Andrews: This is a real challenge for me personally because going through school my exit mantra was, “Don't go into clinical systems.” This is not my skill set. … What compliance officers are now faced with is that you've got to get into these systems and really look and see how they work. And so, whereas 10 years ago I wouldn't spend hardly any time on an issue like that, I probably spend a significant portion of my time today with our clinical IT team looking at systems, working with vendors, understanding the architecture behind the front screens, what our caregivers see on the front screens, how those screens help drive evidence-based care but not overutilization. You've got to strike a balance between those two things. And our view is that clinical IT can be an incredibly powerful tool to improve patient care and outcomes if it's used in the right way, and you've got to be able to strike that balance.

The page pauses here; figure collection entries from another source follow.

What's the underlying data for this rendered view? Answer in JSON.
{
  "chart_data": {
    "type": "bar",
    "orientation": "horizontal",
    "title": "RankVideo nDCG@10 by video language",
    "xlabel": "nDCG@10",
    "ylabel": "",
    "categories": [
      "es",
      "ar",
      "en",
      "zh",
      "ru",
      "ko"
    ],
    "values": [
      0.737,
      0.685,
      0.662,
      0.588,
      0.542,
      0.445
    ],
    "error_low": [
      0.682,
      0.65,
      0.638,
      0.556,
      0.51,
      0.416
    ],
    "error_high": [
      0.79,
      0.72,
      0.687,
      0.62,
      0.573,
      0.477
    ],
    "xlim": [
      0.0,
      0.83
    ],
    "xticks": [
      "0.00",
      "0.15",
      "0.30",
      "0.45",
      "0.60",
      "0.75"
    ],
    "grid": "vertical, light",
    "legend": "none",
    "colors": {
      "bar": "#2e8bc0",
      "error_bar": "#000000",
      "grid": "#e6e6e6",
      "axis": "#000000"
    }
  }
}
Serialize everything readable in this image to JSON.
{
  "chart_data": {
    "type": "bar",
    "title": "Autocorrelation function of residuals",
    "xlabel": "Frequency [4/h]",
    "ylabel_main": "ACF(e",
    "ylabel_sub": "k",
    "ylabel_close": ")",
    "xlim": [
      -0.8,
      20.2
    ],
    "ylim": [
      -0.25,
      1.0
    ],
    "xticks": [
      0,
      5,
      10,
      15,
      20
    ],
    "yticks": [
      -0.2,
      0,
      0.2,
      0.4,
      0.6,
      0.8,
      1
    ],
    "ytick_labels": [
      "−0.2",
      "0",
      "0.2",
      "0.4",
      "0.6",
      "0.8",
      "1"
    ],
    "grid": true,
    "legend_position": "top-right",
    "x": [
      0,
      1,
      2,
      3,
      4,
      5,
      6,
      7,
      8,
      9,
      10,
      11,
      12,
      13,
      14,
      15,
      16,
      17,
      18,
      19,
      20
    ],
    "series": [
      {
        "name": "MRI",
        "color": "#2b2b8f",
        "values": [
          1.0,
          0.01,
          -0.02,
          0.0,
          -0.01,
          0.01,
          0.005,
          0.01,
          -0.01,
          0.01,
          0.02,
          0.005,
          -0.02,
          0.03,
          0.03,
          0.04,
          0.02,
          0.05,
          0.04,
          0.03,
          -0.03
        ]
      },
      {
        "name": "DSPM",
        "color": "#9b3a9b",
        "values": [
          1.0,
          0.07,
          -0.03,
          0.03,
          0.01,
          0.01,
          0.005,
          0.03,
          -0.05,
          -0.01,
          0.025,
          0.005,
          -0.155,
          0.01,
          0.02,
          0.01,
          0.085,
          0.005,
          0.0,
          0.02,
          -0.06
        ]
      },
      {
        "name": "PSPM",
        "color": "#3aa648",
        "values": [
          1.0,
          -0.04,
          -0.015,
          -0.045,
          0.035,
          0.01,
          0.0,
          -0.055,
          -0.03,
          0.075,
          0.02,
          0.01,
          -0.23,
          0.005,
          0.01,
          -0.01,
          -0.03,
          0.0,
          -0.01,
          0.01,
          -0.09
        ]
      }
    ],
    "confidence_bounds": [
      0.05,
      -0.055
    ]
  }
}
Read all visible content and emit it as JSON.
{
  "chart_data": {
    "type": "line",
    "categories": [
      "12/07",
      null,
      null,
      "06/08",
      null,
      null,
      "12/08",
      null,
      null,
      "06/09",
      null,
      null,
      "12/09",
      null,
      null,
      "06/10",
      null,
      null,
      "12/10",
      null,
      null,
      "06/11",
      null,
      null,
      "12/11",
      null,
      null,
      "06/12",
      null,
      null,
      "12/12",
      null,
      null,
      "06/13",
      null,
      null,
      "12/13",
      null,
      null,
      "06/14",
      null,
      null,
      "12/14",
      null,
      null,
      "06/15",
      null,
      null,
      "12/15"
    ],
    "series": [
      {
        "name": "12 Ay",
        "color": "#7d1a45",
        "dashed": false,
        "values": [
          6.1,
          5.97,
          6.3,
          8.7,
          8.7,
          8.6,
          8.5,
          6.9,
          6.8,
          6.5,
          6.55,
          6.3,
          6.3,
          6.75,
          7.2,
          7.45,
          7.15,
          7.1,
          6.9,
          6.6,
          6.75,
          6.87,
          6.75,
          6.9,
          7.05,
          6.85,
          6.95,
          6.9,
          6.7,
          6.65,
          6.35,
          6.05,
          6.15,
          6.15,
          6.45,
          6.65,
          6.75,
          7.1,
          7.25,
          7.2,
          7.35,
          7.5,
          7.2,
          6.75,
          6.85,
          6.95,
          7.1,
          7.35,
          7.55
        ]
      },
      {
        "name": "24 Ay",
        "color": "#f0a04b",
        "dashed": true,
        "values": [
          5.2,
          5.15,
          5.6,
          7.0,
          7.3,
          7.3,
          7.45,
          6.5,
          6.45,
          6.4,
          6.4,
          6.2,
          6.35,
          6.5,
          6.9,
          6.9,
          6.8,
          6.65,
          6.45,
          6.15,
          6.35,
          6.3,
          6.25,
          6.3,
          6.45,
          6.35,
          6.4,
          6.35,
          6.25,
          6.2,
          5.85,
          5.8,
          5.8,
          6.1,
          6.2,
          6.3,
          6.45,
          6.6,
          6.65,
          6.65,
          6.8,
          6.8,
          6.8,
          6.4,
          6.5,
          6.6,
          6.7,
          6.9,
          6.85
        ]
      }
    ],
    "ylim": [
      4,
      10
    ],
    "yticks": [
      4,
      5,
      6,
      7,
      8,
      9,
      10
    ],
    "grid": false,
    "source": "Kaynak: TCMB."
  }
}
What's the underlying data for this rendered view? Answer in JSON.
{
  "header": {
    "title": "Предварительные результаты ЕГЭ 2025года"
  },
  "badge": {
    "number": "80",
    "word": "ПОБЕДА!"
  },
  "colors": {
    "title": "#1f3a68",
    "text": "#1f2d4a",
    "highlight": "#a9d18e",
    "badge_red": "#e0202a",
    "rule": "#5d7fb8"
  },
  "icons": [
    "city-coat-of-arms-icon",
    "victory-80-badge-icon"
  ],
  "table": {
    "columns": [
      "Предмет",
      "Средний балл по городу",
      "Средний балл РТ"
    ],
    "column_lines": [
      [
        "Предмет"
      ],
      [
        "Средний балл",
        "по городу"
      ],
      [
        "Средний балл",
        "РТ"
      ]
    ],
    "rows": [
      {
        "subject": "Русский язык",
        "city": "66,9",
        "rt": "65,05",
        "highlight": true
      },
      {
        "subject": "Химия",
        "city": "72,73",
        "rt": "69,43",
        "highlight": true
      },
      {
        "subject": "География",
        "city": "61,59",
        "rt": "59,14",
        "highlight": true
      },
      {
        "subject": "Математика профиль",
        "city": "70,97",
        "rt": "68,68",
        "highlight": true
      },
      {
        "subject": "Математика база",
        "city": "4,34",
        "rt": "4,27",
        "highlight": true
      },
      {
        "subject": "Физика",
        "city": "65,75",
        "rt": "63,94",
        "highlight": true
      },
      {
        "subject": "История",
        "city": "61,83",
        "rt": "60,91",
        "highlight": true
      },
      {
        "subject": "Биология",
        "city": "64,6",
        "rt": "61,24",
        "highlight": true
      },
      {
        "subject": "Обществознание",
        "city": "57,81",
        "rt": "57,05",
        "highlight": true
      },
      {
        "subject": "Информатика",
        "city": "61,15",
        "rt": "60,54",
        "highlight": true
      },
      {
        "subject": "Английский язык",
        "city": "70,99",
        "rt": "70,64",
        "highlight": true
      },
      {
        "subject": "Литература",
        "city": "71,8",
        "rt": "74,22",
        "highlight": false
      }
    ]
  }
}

Carlson: But how can a computer system drive overuse?

Andrews: The theory behind the core measures is that you want to see certain things being done for patients every time. You want to see that consistency. And if the things that are being done every time are the right things and they are supported by medical literature, that improves care, and that's really in our view the imperative behind clinical IT systems. They can create better outcomes for patients.

But if something works its way into that system that is not supported by medical evidence, peer-reviewed literature, that might ... consist of fraud, waste and abuse or cause overutilization ... lab tests that might not be needed for every patient every time, then those have the ability to create compliance problems and quality problems for your patients in your hospital.